Pema Thongdok, originally from Rupa in the West Kameng district of Arunachal Pradesh, was travelling to Japan from the UK, where she works as a financial adviser and has been living for the last 14 years. Her travel plan involved a three-hour stopover at Shanghai. This stop turned into an 18 hour ordeal, she narrated.
“On October 16, I had very successfully transited through the same airport. There was no issue, which is why it is clear that this was a case of harassment. I was waiting in the queue at the security gate when a lady came, singled me out, and took me out of the queue. I asked the authorities there what happened, and they pointed at my passport, which has Arunachal Pradesh as my birthplace. They were insisting that Arunachal Pradesh is a part of China, and that therefore my passport is not valid. I asked them what laws state this or what written document specifies that such a passport is invalid,” Pema said.
“One of them even said that I should get a Chinese passport, because I am Chinese. They were mocking me. I was held at the airport for 18 hours, after I had already travelled 12 hours from London. They kept my passport and didn’t let me leave. I didn’t have access to food. Because there is no Google [in China], I didn’t have access to information either. They refu
sed to let me travel on to Japan even though I had a valid visa for Japan. They insisted that I have to either fly back to the UK or fly to India,” she added.
After several hours, she demanded access to a phone and said she wanted to contact a lawyer.
“I actually called my friends in the UK to get their help to get in touch with the Indian consulate in Shanghai. After I got in touch with the consulate, six officials from there arrived at the airport within an hour and brought me food. They tried to get them (the Chinese authorities) to let me travel onward to Japan, but they refused to allow that. They also insisted that I only book my flight out with China Eastern Airlines. I finally booked a flight to India with a transit stop in Thailand, and have stayed back in Thailand now, and am working remotely from there,” Pema said.
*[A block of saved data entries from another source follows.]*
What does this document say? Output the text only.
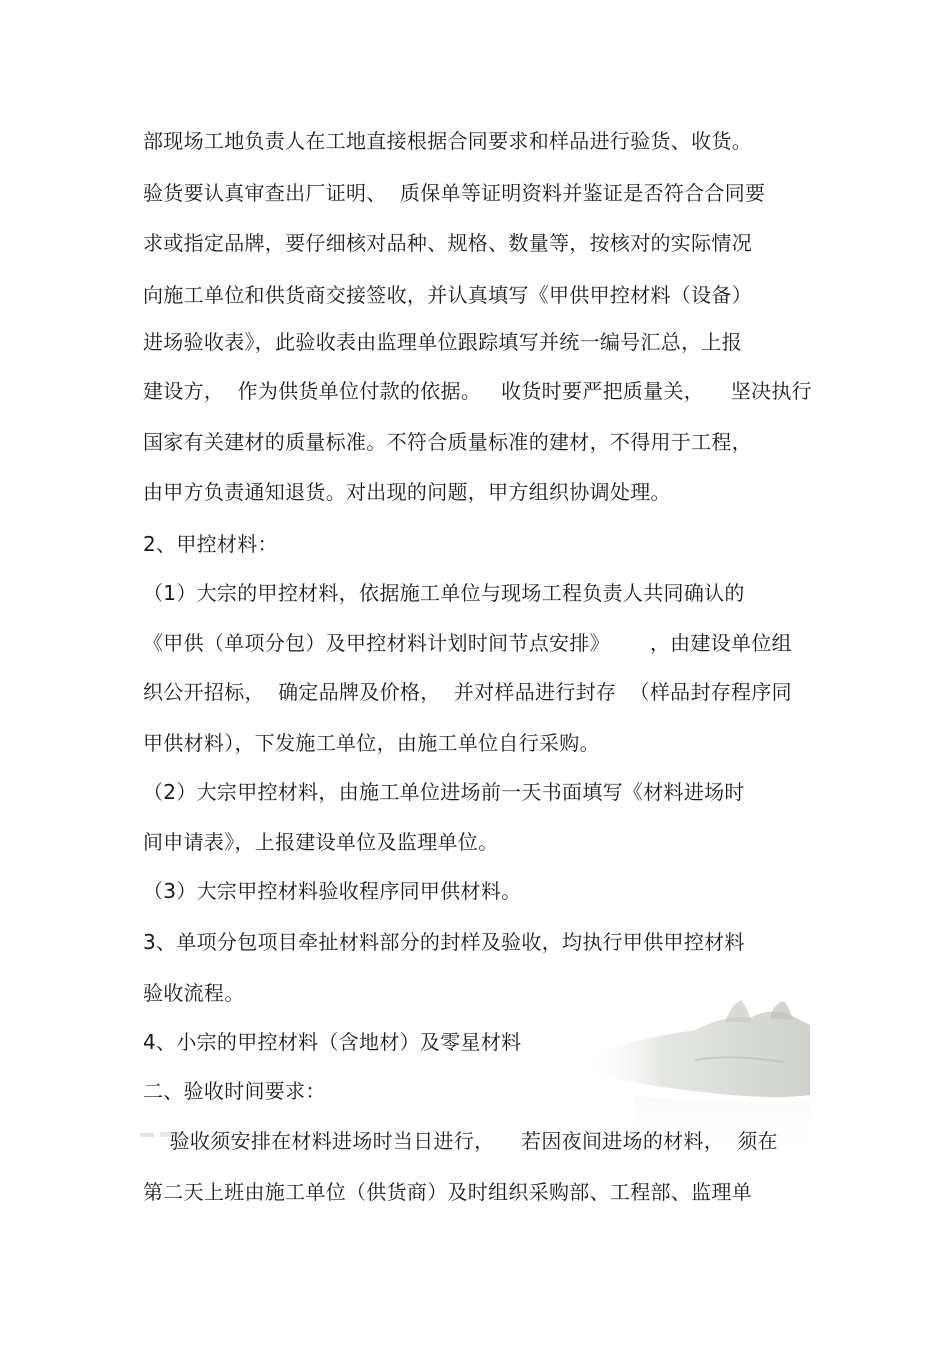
部现场工地负责人在工地直接根据合同要求和样品进行验货、收货。
验货要认真审查出厂证明、  质保单等证明资料并鉴证是否符合合同要
求或指定品牌，要仔细核对品种、规格、数量等，按核对的实际情况
向施工单位和供货商交接签收，并认真填写《甲供甲控材料（设备）
进场验收表》，此验收表由监理单位跟踪填写并统一编号汇总，上报
建设方，  作为供货单位付款的依据。   收货时要严把质量关，    坚决执行
国家有关建材的质量标准。不符合质量标准的建材，不得用于工程，
由甲方负责通知退货。对出现的问题，甲方组织协调处理。
2、甲控材料：
（1）大宗的甲控材料，依据施工单位与现场工程负责人共同确认的
《甲供（单项分包）及甲控材料计划时间节点安排》      ，由建设单位组
织公开招标，  确定品牌及价格，  并对样品进行封存  （样品封存程序同
甲供材料），下发施工单位，由施工单位自行采购。
（2）大宗甲控材料，由施工单位进场前一天书面填写《材料进场时
间申请表》，上报建设单位及监理单位。
（3）大宗甲控材料验收程序同甲供材料。
3、单项分包项目牵扯材料部分的封样及验收，均执行甲供甲控材料
验收流程。
4、小宗的甲控材料（含地材）及零星材料
二、验收时间要求：
验收须安排在材料进场时当日进行，    若因夜间进场的材料，  须在
第二天上班由施工单位（供货商）及时组织采购部、工程部、监理单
She wrote an email to the MEA detailing the experience and raising multiple concerns, including the declaration of her Indian passport as “invalid”, which she said was a “direct challenge to India’s sovereignty and deeply distressing to any Indian citizen”.
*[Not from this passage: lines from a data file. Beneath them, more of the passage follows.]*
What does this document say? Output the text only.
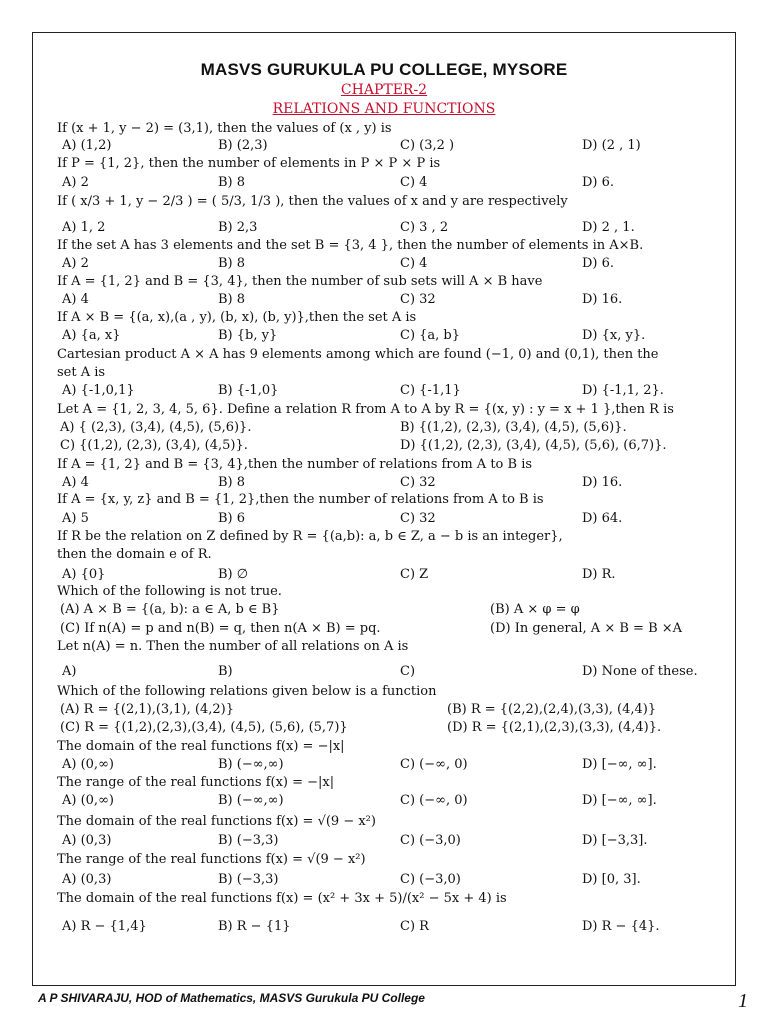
MASVS GURUKULA PU COLLEGE, MYSORE
CHAPTER-2
RELATIONS AND FUNCTIONS
If (x + 1, y − 2) = (3,1), then the values of (x , y) is
A) (1,2)	B) (2,3)	C) (3,2 )	D) (2 , 1)
If P = {1, 2}, then the number of elements in P × P × P is
A) 2	B) 8	C) 4	D) 6.
If ( x/3 + 1, y − 2/3 ) = ( 5/3, 1/3 ), then the values of x and y are respectively
A) 1, 2	B) 2,3	C) 3 , 2	D) 2 , 1.
If the set A has 3 elements and the set B = {3, 4 }, then the number of elements in A×B.
A) 2	B) 8	C) 4	D) 6.
If A = {1, 2} and B = {3, 4}, then the number of sub sets will A × B have
A) 4	B) 8	C) 32	D) 16.
If A × B = {(a, x),(a , y), (b, x), (b, y)},then the set A is
A) {a, x}	B) {b, y}	C) {a, b}	D) {x, y}.
Cartesian product A × A has 9 elements among which are found (−1, 0) and (0,1), then the
set A is
A) {-1,0,1}	B) {-1,0}	C) {-1,1}	D) {-1,1, 2}.
Let A = {1, 2, 3, 4, 5, 6}. Define a relation R from A to A by R = {(x, y) : y = x + 1 },then R is
A) { (2,3), (3,4), (4,5), (5,6)}.	B) {(1,2), (2,3), (3,4), (4,5), (5,6)}.
C) {(1,2), (2,3), (3,4), (4,5)}.	D) {(1,2), (2,3), (3,4), (4,5), (5,6), (6,7)}.
If A = {1, 2} and B = {3, 4},then the number of relations from A to B is
A) 4	B) 8	C) 32	D) 16.
If A = {x, y, z} and B = {1, 2},then the number of relations from A to B is
A) 5	B) 6	C) 32	D) 64.
If R be the relation on Z defined by R = {(a,b): a, b ∈ Z, a − b is an integer},
then the domain e of R.
A) {0}	B) ∅	C) Z	D) R.
Which of the following is not true.
(A) A × B = {(a, b): a ∈ A, b ∈ B}	(B) A × φ = φ
(C) If n(A) = p and n(B) = q, then n(A × B) = pq.	(D) In general, A × B = B ×A
Let n(A) = n. Then the number of all relations on A is
A)	B)	C)	D) None of these.
Which of the following relations given below is a function
(A) R = {(2,1),(3,1), (4,2)}	(B) R = {(2,2),(2,4),(3,3), (4,4)}
(C) R = {(1,2),(2,3),(3,4), (4,5), (5,6), (5,7)}	(D) R = {(2,1),(2,3),(3,3), (4,4)}.
The domain of the real functions f(x) = −|x|
A) (0,∞)	B) (−∞,∞)	C) (−∞, 0)	D) [−∞, ∞].
The range of the real functions f(x) = −|x|
A) (0,∞)	B) (−∞,∞)	C) (−∞, 0)	D) [−∞, ∞].
The domain of the real functions f(x) = √(9 − x²)
A) (0,3)	B) (−3,3)	C) (−3,0)	D) [−3,3].
The range of the real functions f(x) = √(9 − x²)
A) (0,3)	B) (−3,3)	C) (−3,0)	D) [0, 3].
The domain of the real functions f(x) = (x² + 3x + 5)/(x² − 5x + 4) is
A) R − {1,4}	B) R − {1}	C) R	D) R − {4}.
A P SHIVARAJU, HOD of Mathematics, MASVS Gurukula PU College	1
“A bilateral or geopolitical matter was misdirected at a private Indian citizen, which should never occur in any international transit setting,” she wrote.
Pema requested that this incident be taken up “strongly” with the Chinese government and that compensation be secured for “harassment, distress, and physical and mental suffering” as well as “financial losses”.
“Despite being in the UK for so many years, I have not given up my Indian passport because I love my country and don’t want to be a foreigner in my own land, though I probably would not have had an experience like this if I had a British passport,” she said.
The MEA said the Indian side stressed to the Chinese side that the passenger had been detained on “ludicrous grounds”. Arunachal Pradesh is indisputably Indian territory, and its residents are perfectly entitled to hold and travel with Indian passports, an official said.
It was also highlighted that the actions of the Chinese authorities are in contravention of the Chicago and Montreal Conventions relating to civil aviation, he added.